Imagine starting a factory based on your friend’s demand for a good. After having learned and set-up everything from scratch and supplying the good for some time you run out of cash in hand and ask for your owed sales revenue. Your ‘friend’ informs you that he invested that money into his own product line which flunked and he has no money to offer. Facing a situation where you have no money to feed your family, what do you do?

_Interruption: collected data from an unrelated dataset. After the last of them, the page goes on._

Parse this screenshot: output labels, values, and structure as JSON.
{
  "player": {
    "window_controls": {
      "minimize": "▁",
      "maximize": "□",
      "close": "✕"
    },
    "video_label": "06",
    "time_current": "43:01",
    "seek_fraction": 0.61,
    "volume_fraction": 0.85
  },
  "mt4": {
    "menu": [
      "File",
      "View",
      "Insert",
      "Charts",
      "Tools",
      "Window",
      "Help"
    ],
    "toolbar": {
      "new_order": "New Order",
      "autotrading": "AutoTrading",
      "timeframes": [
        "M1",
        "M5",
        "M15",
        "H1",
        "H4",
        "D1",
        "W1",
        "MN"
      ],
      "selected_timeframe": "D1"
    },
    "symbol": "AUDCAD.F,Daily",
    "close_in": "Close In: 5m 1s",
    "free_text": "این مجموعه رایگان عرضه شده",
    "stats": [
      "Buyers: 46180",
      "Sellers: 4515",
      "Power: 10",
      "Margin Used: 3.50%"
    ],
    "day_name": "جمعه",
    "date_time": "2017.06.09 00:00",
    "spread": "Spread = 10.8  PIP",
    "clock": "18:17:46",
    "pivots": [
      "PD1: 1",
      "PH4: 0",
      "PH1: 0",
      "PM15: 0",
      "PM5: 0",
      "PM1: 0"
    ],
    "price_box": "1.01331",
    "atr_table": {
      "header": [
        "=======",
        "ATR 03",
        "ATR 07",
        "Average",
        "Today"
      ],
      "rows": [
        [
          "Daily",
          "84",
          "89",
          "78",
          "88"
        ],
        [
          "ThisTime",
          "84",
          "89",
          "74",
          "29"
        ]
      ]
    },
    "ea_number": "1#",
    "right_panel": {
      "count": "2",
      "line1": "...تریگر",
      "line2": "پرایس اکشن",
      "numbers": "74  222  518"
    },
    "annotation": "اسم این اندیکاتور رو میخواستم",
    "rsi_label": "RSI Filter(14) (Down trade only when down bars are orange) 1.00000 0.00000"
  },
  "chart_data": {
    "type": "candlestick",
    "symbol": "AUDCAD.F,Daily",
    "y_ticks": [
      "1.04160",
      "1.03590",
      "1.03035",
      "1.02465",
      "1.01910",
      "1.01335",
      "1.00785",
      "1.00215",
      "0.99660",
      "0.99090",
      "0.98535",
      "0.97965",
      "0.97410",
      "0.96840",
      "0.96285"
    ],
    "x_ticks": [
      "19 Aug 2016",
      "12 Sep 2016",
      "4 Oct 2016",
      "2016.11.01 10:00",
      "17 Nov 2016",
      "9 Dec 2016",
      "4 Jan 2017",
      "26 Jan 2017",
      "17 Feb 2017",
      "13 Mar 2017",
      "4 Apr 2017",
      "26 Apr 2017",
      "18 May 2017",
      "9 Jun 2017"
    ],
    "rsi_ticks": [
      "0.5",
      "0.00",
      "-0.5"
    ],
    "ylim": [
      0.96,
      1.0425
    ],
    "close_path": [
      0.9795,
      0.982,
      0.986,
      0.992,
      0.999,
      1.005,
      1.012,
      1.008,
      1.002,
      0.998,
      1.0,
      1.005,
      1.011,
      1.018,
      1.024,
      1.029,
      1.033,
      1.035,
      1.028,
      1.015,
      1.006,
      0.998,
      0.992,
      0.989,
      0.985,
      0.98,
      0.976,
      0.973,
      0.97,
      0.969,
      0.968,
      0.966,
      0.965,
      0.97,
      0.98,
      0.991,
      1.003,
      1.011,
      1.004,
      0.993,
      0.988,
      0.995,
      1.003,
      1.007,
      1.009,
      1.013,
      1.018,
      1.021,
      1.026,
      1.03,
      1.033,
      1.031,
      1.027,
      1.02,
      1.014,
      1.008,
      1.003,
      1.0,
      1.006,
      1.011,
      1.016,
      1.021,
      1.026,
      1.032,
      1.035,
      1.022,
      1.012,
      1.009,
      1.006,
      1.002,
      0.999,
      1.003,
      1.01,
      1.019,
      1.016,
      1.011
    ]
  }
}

Or imagine a partnership, with the senior partner investing all the money and takes a significant ownership, and the junior partner manages the business and takes a minority ownership position. After some time when business picks up the junior partner asks for additional perks to has salary, perks that he keeps increasing year on year with the senior partner’s permission. After some time, the senior partner looks at the accounts more carefully and realises the salary figure to be unusually high, even though the presented figure is a total of everyone’s salary in the company. He asks for it to be split showing everyone’s individual wage. After resubmission, it comes to the senior partner’s attention that not only was the junior partner increasing his perks ‘over the table’ every year, but he was increasing his own salary ‘under the table’ as well, year on year, and now takes the lion’s share of the profits, something he has been doing for over a decade. After being confronted, the junior partner goes to the employees, tells them the story from his perspective, and in a selfish and desperate attempt tries to drag them into it.
These are crazy situations, but once it happens direct support is the first step. After which the following course of action is dependent on each situation and circumstance. In the first case study, the owner of the factory had to feed his family, so he got a job and worked in his own factory but after some time, he found trustworthy associates and his own business flourished. With the second situation after some direct support to steady the business, there is still friction between the partners. Karma worked its magic relatively faster in the first scenario, in the second it still has some work to do.
When I started working I was lectured on 2 key concepts, “the ass that you kick could be the ass that you kiss” and “never bite the hand that feeds you”. For the junior partner to bite the hand of the senior, and then in self-defensive (which can also be seen as attempted ass kicking) he tries to manipulate the employees to intervene and take his side, he started to dig himself into a hole. This situation is still playing out but what goes around comes around, and karma will come to collect her dues one day. Until then, my message to every multiple owner company that I have advised is to make sure your accounts are transparent and clear from the start.